For the Tesla Roadster, Dixon cited two reasons why prices may remain strong for this model: the “very small number of Tesla Roadsters produced, and it was the first production version of an exotic EV sold in the U.S.”

The story may be a bit different for the Model S; though Dixon said it is still too early to tell how prices for the model will fair.

However, “We do know that its volume will be substantially higher than it was for the discontinued Roadster,” he added.

In fact, per LMC Automotive, Tesla already sold 8,900 Model S units through May of this year.

“The increase in supply — particularly as time passes and the number of Tesla vehicles in operation grows — will have some bearing on used-vehicle prices,” Dixon said.

Eric Ibara, residual value analyst at Kelley Blue Book’s KBB.com, also offered some predictions regarding Tesla S depreciation rates, explaining that the unit’s high price tag may prove beneficial to retaining value.

“It’s still too early to tell but it is possible that the Tesla S may not depreciate as quickly as other EV's we've seen to date.  Due to its higher list price, the federal tax credit has a lesser impact on Tesla's used-car value when expressed as a percent of MSRP,” said Ibara. 

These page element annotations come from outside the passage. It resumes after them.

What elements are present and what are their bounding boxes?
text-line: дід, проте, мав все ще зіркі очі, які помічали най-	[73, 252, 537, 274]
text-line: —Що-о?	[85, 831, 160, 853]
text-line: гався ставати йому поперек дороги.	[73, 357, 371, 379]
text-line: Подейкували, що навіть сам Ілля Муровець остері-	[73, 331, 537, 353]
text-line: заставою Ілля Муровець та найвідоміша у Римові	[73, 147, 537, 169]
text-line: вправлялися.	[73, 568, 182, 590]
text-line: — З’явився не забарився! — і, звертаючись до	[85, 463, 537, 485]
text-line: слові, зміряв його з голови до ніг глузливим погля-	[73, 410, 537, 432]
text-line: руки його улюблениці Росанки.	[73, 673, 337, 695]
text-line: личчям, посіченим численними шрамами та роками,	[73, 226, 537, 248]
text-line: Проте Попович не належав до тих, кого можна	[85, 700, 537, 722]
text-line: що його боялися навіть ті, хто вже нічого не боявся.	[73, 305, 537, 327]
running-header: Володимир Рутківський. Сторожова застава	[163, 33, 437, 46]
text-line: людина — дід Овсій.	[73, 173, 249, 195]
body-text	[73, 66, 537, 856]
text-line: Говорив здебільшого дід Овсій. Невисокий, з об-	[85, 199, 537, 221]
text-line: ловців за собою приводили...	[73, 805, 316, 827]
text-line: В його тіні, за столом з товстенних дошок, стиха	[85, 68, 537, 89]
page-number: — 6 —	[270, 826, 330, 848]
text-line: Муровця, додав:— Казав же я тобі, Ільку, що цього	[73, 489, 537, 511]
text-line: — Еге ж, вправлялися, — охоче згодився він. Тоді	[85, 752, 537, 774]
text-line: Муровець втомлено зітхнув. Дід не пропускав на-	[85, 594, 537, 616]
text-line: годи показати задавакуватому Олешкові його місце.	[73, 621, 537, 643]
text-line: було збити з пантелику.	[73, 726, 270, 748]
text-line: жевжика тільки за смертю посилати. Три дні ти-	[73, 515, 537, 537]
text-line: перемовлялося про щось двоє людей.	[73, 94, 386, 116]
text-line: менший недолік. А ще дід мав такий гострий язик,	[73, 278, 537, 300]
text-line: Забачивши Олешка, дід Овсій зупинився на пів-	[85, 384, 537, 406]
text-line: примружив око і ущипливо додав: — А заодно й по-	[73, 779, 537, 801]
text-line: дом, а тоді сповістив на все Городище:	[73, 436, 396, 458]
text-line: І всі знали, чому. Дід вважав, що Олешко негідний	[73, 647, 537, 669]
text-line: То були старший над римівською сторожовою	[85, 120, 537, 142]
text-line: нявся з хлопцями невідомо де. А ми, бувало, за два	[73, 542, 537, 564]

“Furthermore, high-end sports cars tend to hold their value well. So while we can't say definitively that the Tesla S will do better than the Leaf or the Volt, I can't rule it out, either.  We'll have a better position a little later in the year.”

Also, analysis from NADA’s recent paper titled,  “Plug-in Electric Vehicles:  Market Analysis and Used Price Forecast,” may hold some bearing on Tesla, as well, though the report did not cover the automaker’s models directly.

“Some of the factors affecting used PEV demand — durability and maintenance concerns as technology ages, infrastructure and range limitations (although this is less of a concern on a Tesla due to the larger battery system), and advances in internal combustion engine powertrains — will likely influence used Tesla prices to some degree as well,” Dixon said.

Also, one may look at trend already seen in similar markets as a predictor for Tesla depreciation rates.

Edmunds’ Spina added: “A very expensive, high-tech vehicle … one whose limited audience would be exhausted relatively quickly, would generally depreciate at a faster rate than a similar, more affordable vehicle to the masses.”